A few months ago, I travelled to northern Spain to document the journey of Atlantic salmon up the rivers of Asturias, but the salmon were no longer in the rivers, they had been fished out of the waters.
In my whole research trip there, fishermen and those who live by the river told me they cried about the loss of the salmon. There was a missing part of their world. This vacancy made me despondent at first.
Sadness haunted me in my days there, but then something else happened. I was radicalised.
As US novelist Wendell Berry says in his Jefferson lecture “it all turns on affection”. The soil, the farm, the animals. Our parents, I can see now, teach us the affection of the world, and if we are lucky, the affection for the world. My mother, for example, has taught me how to care for the animals. That less is more in this venture. And that our relationship runs deep. That we must, in short, not extract ourselves from the business of life. We must be part of it.
It is why, I suppose, I have found myself reading more environmental works, watching environmental films and documentaries. Because I feel we need stories from the embattled Earth.
Having finished writing about myself and unpacking a whole life, I see now that I need to take up my pen again to write about something bigger, something that calls us all to act – the cry of the Earth.
Being environmental is still a choice we have in the developed West, but that choice has already been removed from people in other parts of the world. The environment in, say, the Horn of Africa, has already turned away from growth and renewal.
Successive rains have not come. Crops and animals have died. Now people are dying too.

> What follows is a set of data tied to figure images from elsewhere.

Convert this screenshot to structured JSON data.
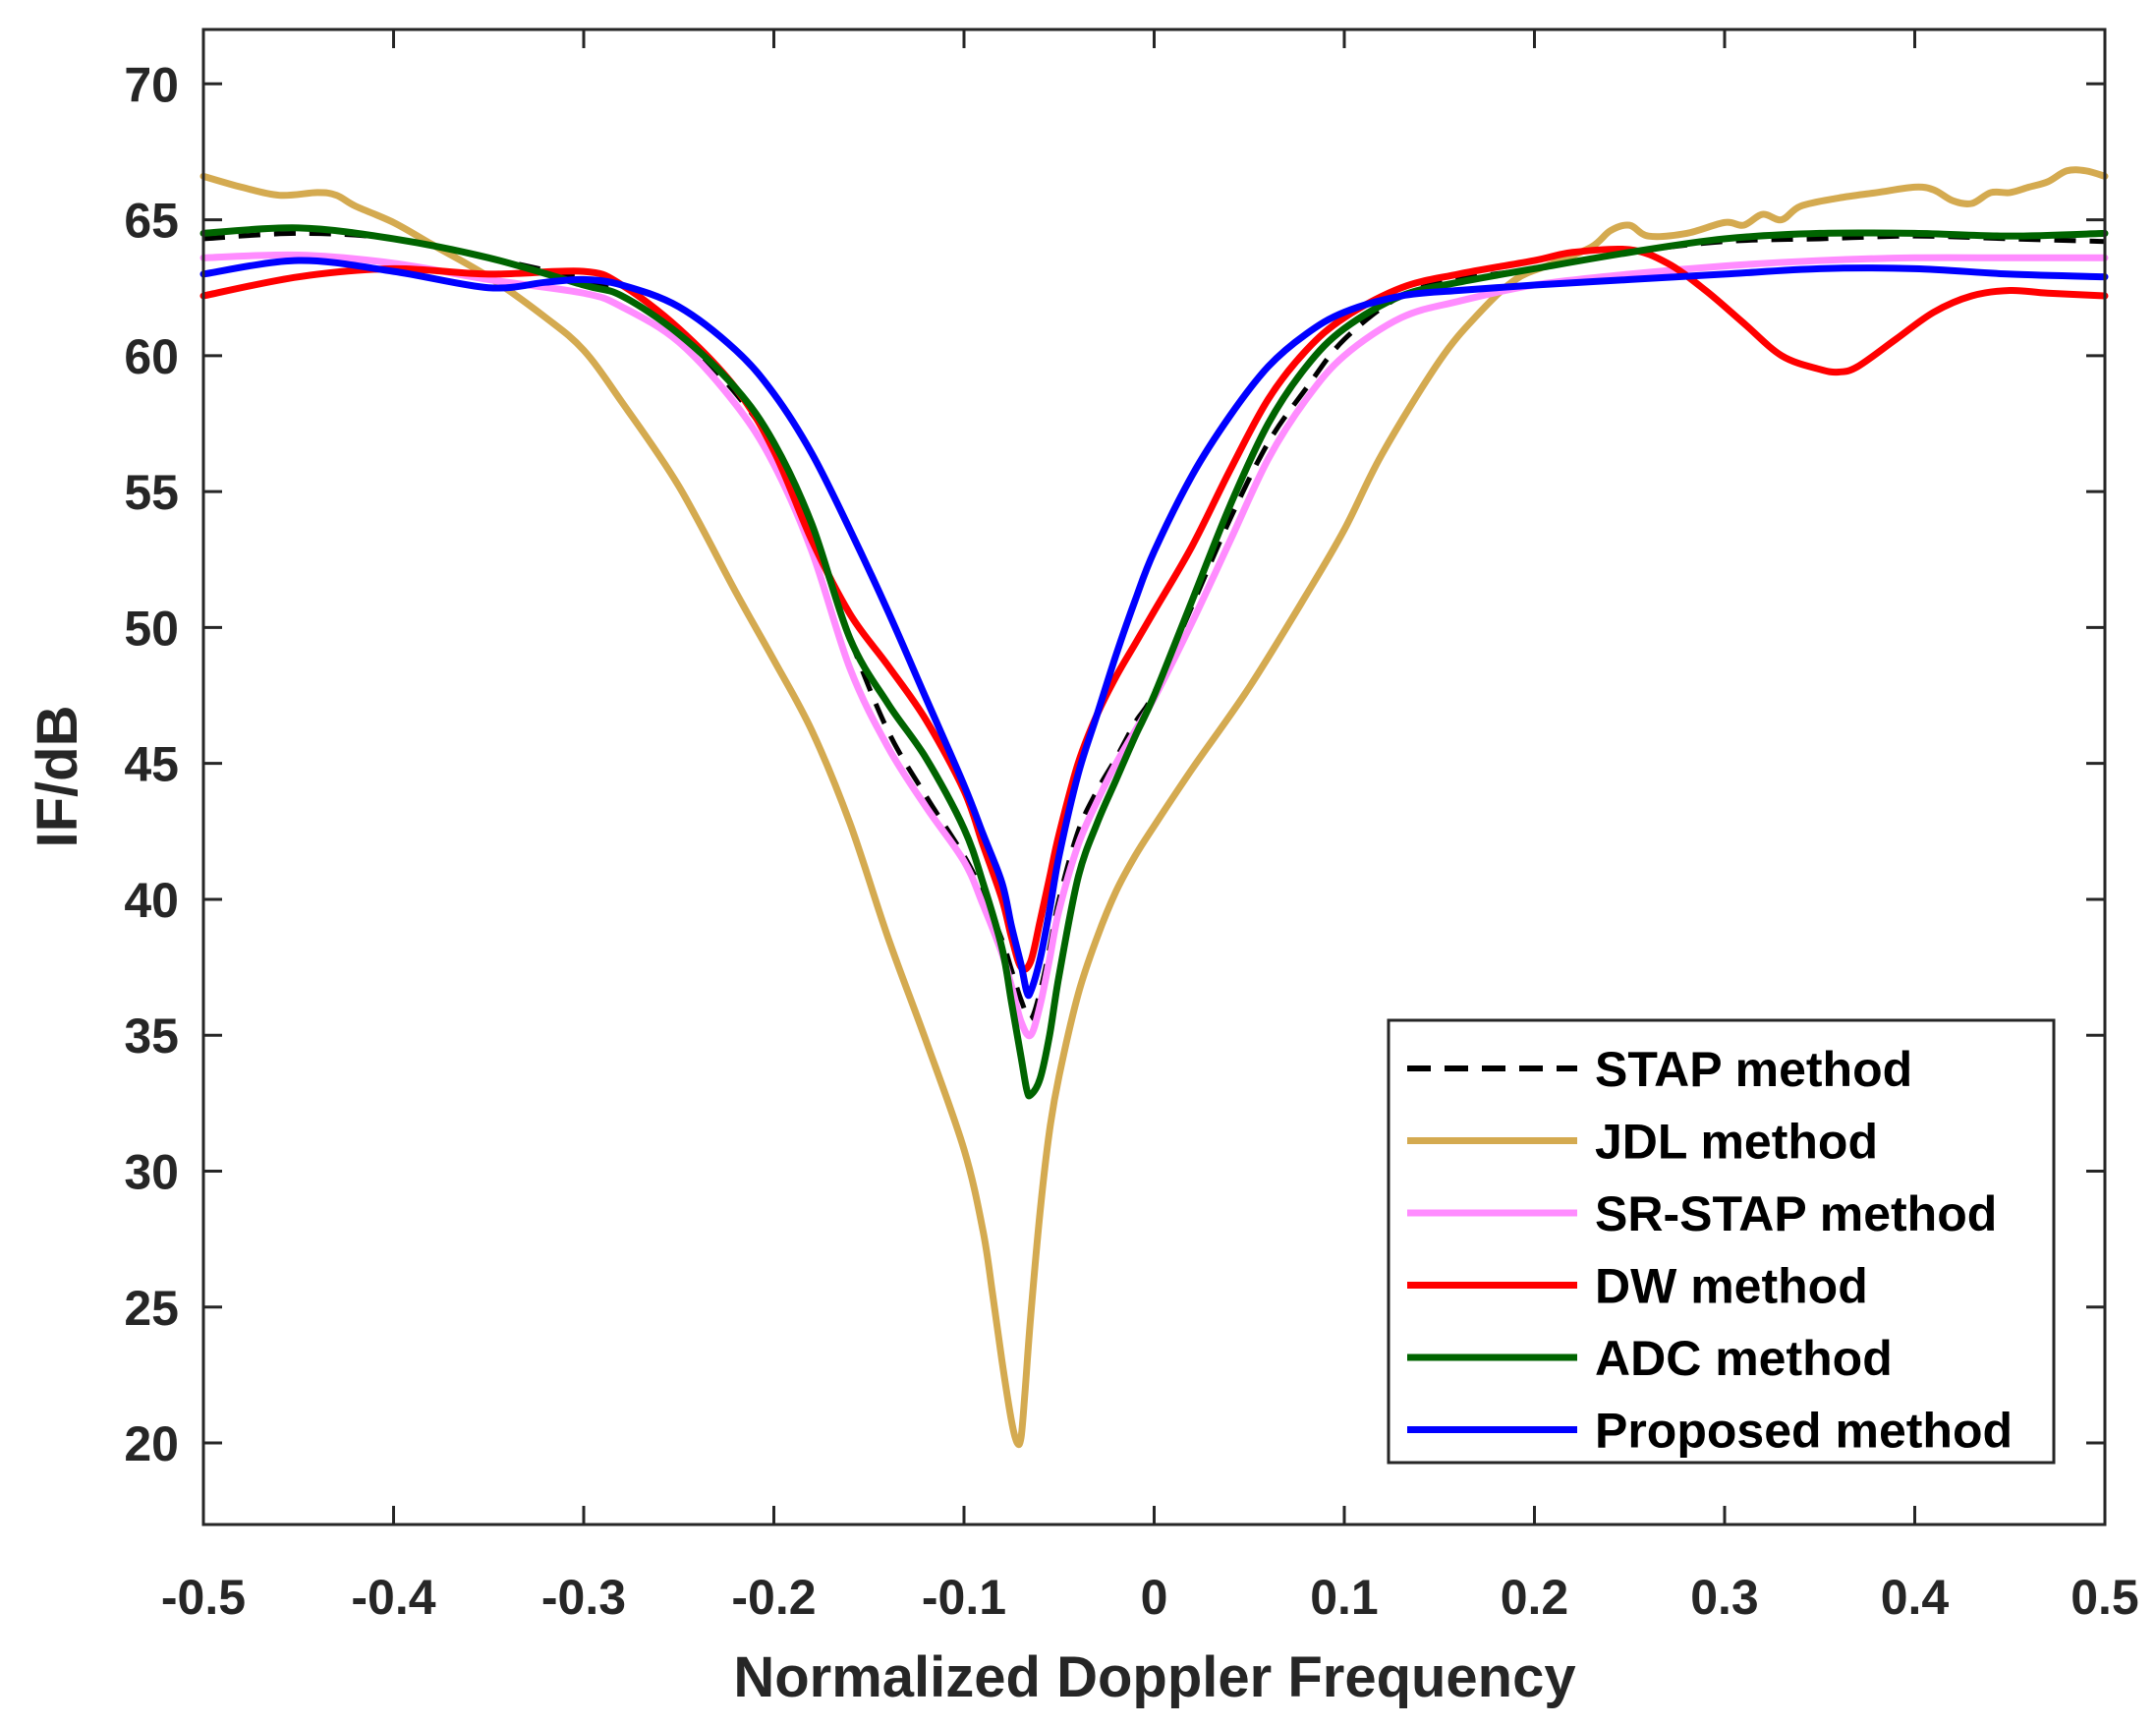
{
  "chart_data": {
    "type": "line",
    "title": "",
    "xlabel": "Normalized Doppler Frequency",
    "ylabel": "IF/dB",
    "xlim": [
      -0.5,
      0.5
    ],
    "ylim": [
      17,
      72
    ],
    "xticks": [
      -0.5,
      -0.4,
      -0.3,
      -0.2,
      -0.1,
      0,
      0.1,
      0.2,
      0.3,
      0.4,
      0.5
    ],
    "xtick_labels": [
      "-0.5",
      "-0.4",
      "-0.3",
      "-0.2",
      "-0.1",
      "0",
      "0.1",
      "0.2",
      "0.3",
      "0.4",
      "0.5"
    ],
    "yticks": [
      20,
      25,
      30,
      35,
      40,
      45,
      50,
      55,
      60,
      65,
      70
    ],
    "ytick_labels": [
      "20",
      "25",
      "30",
      "35",
      "40",
      "45",
      "50",
      "55",
      "60",
      "65",
      "70"
    ],
    "grid": false,
    "legend_position": "bottom-right",
    "series": [
      {
        "name": "STAP method",
        "color": "#000000",
        "dash": "dashed",
        "x": [
          -0.5,
          -0.45,
          -0.4,
          -0.35,
          -0.3,
          -0.28,
          -0.25,
          -0.22,
          -0.2,
          -0.18,
          -0.16,
          -0.14,
          -0.12,
          -0.1,
          -0.09,
          -0.08,
          -0.075,
          -0.07,
          -0.065,
          -0.06,
          -0.055,
          -0.05,
          -0.04,
          -0.03,
          -0.02,
          -0.01,
          0,
          0.02,
          0.04,
          0.06,
          0.08,
          0.1,
          0.13,
          0.16,
          0.2,
          0.25,
          0.3,
          0.35,
          0.4,
          0.45,
          0.5
        ],
        "y": [
          64.3,
          64.5,
          64.3,
          63.6,
          62.8,
          62.2,
          60.8,
          58.6,
          56.6,
          53.5,
          49.6,
          46.2,
          43.8,
          41.6,
          40.2,
          38.5,
          37.4,
          36.3,
          35.6,
          36.6,
          38.2,
          40.0,
          42.5,
          44.0,
          45.2,
          46.5,
          47.6,
          50.8,
          54.0,
          56.8,
          58.8,
          60.6,
          62.2,
          62.8,
          63.2,
          63.8,
          64.2,
          64.3,
          64.4,
          64.3,
          64.2
        ]
      },
      {
        "name": "JDL method",
        "color": "#D4AA50",
        "dash": "solid",
        "x": [
          -0.5,
          -0.48,
          -0.46,
          -0.44,
          -0.43,
          -0.42,
          -0.4,
          -0.38,
          -0.35,
          -0.32,
          -0.3,
          -0.28,
          -0.25,
          -0.22,
          -0.2,
          -0.18,
          -0.16,
          -0.14,
          -0.12,
          -0.1,
          -0.09,
          -0.085,
          -0.08,
          -0.075,
          -0.072,
          -0.07,
          -0.068,
          -0.065,
          -0.06,
          -0.055,
          -0.05,
          -0.04,
          -0.03,
          -0.02,
          -0.01,
          0,
          0.02,
          0.05,
          0.08,
          0.1,
          0.12,
          0.15,
          0.17,
          0.19,
          0.21,
          0.23,
          0.24,
          0.25,
          0.26,
          0.28,
          0.3,
          0.31,
          0.32,
          0.33,
          0.34,
          0.36,
          0.38,
          0.4,
          0.41,
          0.42,
          0.43,
          0.44,
          0.45,
          0.46,
          0.47,
          0.48,
          0.49,
          0.5
        ],
        "y": [
          66.6,
          66.2,
          65.9,
          66.0,
          65.9,
          65.5,
          64.9,
          64.1,
          62.9,
          61.4,
          60.2,
          58.3,
          55.2,
          51.3,
          48.8,
          46.2,
          42.8,
          38.6,
          34.8,
          30.8,
          27.8,
          25.5,
          23.0,
          20.8,
          20.0,
          20.2,
          21.8,
          24.6,
          28.5,
          31.5,
          33.5,
          36.5,
          38.6,
          40.3,
          41.6,
          42.7,
          44.8,
          47.8,
          51.2,
          53.6,
          56.4,
          59.8,
          61.5,
          62.8,
          63.4,
          64.0,
          64.6,
          64.8,
          64.4,
          64.5,
          64.9,
          64.8,
          65.2,
          65.0,
          65.5,
          65.8,
          66.0,
          66.2,
          66.1,
          65.7,
          65.6,
          66.0,
          66.0,
          66.2,
          66.4,
          66.8,
          66.8,
          66.6
        ]
      },
      {
        "name": "SR-STAP method",
        "color": "#FF8CFF",
        "dash": "solid",
        "x": [
          -0.5,
          -0.45,
          -0.4,
          -0.35,
          -0.3,
          -0.28,
          -0.25,
          -0.22,
          -0.2,
          -0.18,
          -0.16,
          -0.14,
          -0.12,
          -0.1,
          -0.09,
          -0.08,
          -0.075,
          -0.07,
          -0.065,
          -0.06,
          -0.055,
          -0.05,
          -0.04,
          -0.03,
          -0.02,
          -0.01,
          0,
          0.02,
          0.04,
          0.06,
          0.08,
          0.1,
          0.13,
          0.16,
          0.2,
          0.25,
          0.3,
          0.35,
          0.4,
          0.45,
          0.5
        ],
        "y": [
          63.6,
          63.7,
          63.4,
          62.8,
          62.3,
          61.8,
          60.5,
          58.2,
          56.0,
          52.8,
          48.5,
          45.6,
          43.4,
          41.4,
          39.8,
          38.0,
          36.8,
          35.5,
          35.0,
          36.1,
          37.8,
          39.6,
          42.0,
          43.6,
          45.0,
          46.2,
          47.4,
          50.2,
          53.2,
          56.2,
          58.4,
          60.0,
          61.4,
          62.0,
          62.6,
          63.0,
          63.3,
          63.5,
          63.6,
          63.6,
          63.6
        ]
      },
      {
        "name": "DW method",
        "color": "#FF0000",
        "dash": "solid",
        "x": [
          -0.5,
          -0.45,
          -0.4,
          -0.35,
          -0.3,
          -0.28,
          -0.25,
          -0.22,
          -0.2,
          -0.18,
          -0.16,
          -0.14,
          -0.12,
          -0.1,
          -0.09,
          -0.08,
          -0.075,
          -0.07,
          -0.065,
          -0.06,
          -0.055,
          -0.05,
          -0.04,
          -0.03,
          -0.02,
          -0.01,
          0,
          0.02,
          0.04,
          0.06,
          0.08,
          0.1,
          0.13,
          0.16,
          0.2,
          0.22,
          0.25,
          0.27,
          0.29,
          0.31,
          0.33,
          0.35,
          0.36,
          0.37,
          0.39,
          0.41,
          0.43,
          0.45,
          0.47,
          0.5
        ],
        "y": [
          62.2,
          62.9,
          63.2,
          63.0,
          63.1,
          62.6,
          61.0,
          58.8,
          56.5,
          53.2,
          50.5,
          48.6,
          46.6,
          44.0,
          42.0,
          40.0,
          38.6,
          37.5,
          37.7,
          39.2,
          40.8,
          42.4,
          45.0,
          46.8,
          48.2,
          49.4,
          50.6,
          53.0,
          55.8,
          58.4,
          60.2,
          61.4,
          62.5,
          63.0,
          63.5,
          63.8,
          63.9,
          63.4,
          62.4,
          61.2,
          60.0,
          59.5,
          59.4,
          59.6,
          60.6,
          61.6,
          62.2,
          62.4,
          62.3,
          62.2
        ]
      },
      {
        "name": "ADC method",
        "color": "#006400",
        "dash": "solid",
        "x": [
          -0.5,
          -0.45,
          -0.4,
          -0.35,
          -0.3,
          -0.28,
          -0.25,
          -0.22,
          -0.2,
          -0.18,
          -0.16,
          -0.14,
          -0.12,
          -0.1,
          -0.09,
          -0.08,
          -0.075,
          -0.07,
          -0.067,
          -0.065,
          -0.06,
          -0.055,
          -0.05,
          -0.04,
          -0.03,
          -0.02,
          -0.01,
          0,
          0.02,
          0.04,
          0.06,
          0.08,
          0.1,
          0.13,
          0.16,
          0.2,
          0.25,
          0.3,
          0.35,
          0.4,
          0.45,
          0.5
        ],
        "y": [
          64.5,
          64.7,
          64.3,
          63.6,
          62.6,
          62.2,
          60.8,
          58.8,
          56.8,
          53.8,
          49.6,
          47.2,
          45.2,
          42.6,
          40.6,
          38.2,
          36.2,
          34.2,
          33.0,
          32.8,
          33.4,
          35.0,
          37.2,
          40.8,
          42.8,
          44.4,
          46.0,
          47.5,
          51.0,
          54.5,
          57.5,
          59.6,
          61.0,
          62.2,
          62.7,
          63.2,
          63.8,
          64.3,
          64.5,
          64.5,
          64.4,
          64.5
        ]
      },
      {
        "name": "Proposed method",
        "color": "#0000FF",
        "dash": "solid",
        "x": [
          -0.5,
          -0.45,
          -0.4,
          -0.35,
          -0.32,
          -0.3,
          -0.28,
          -0.25,
          -0.22,
          -0.2,
          -0.18,
          -0.16,
          -0.14,
          -0.12,
          -0.1,
          -0.09,
          -0.08,
          -0.075,
          -0.07,
          -0.067,
          -0.065,
          -0.06,
          -0.055,
          -0.05,
          -0.04,
          -0.03,
          -0.02,
          -0.01,
          0,
          0.02,
          0.04,
          0.06,
          0.08,
          0.1,
          0.13,
          0.16,
          0.2,
          0.25,
          0.3,
          0.35,
          0.4,
          0.45,
          0.5
        ],
        "y": [
          63.0,
          63.5,
          63.1,
          62.5,
          62.7,
          62.8,
          62.6,
          61.8,
          60.2,
          58.6,
          56.4,
          53.6,
          50.6,
          47.4,
          44.2,
          42.4,
          40.6,
          39.0,
          37.6,
          36.6,
          36.6,
          37.8,
          39.6,
          41.6,
          44.6,
          46.8,
          49.0,
          51.0,
          52.8,
          55.6,
          57.8,
          59.6,
          60.8,
          61.6,
          62.2,
          62.4,
          62.6,
          62.8,
          63.0,
          63.2,
          63.2,
          63.0,
          62.9
        ]
      }
    ]
  }
}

Not seeing those fish in those rivers woke me up to the care of our common home and taught me this is the most important battle to be a part of.
Seamus Heaney, no stranger to nature and animals, once said there was “a poetry of the living present”. Those stanzas and lines can only be written on an Earth that is not on an ecological edge.
When I write now, I will write about this environment that we live in.
In travelling down my local river for my last book, I saw a river full of animal life – a river that needed to be protected for the next generation.
I want my children and theirs to see the kingfishers, to see the brown trout, to know the intimacy of water and to know too that we are not above this world. We are a part of it.
Chief Joseph, the Nez Perce Native American chief, said “the Earth and myself are of one mind”. I am coming to that great man’s understanding that the measure of the land and the measure of our bodies are the same.
As he said: “Good words do not last long unless they amount to something.” We are called to act to share truly in the Earth.
We are all being called now to play our role in the song of life. For me, it will be through my books. Whether in fiction or fact, I want to document this world we live in and ensure that through those words we can all be radicalised in this new manifesto of the Earth. I hope you’ll join me. The time has never been more important.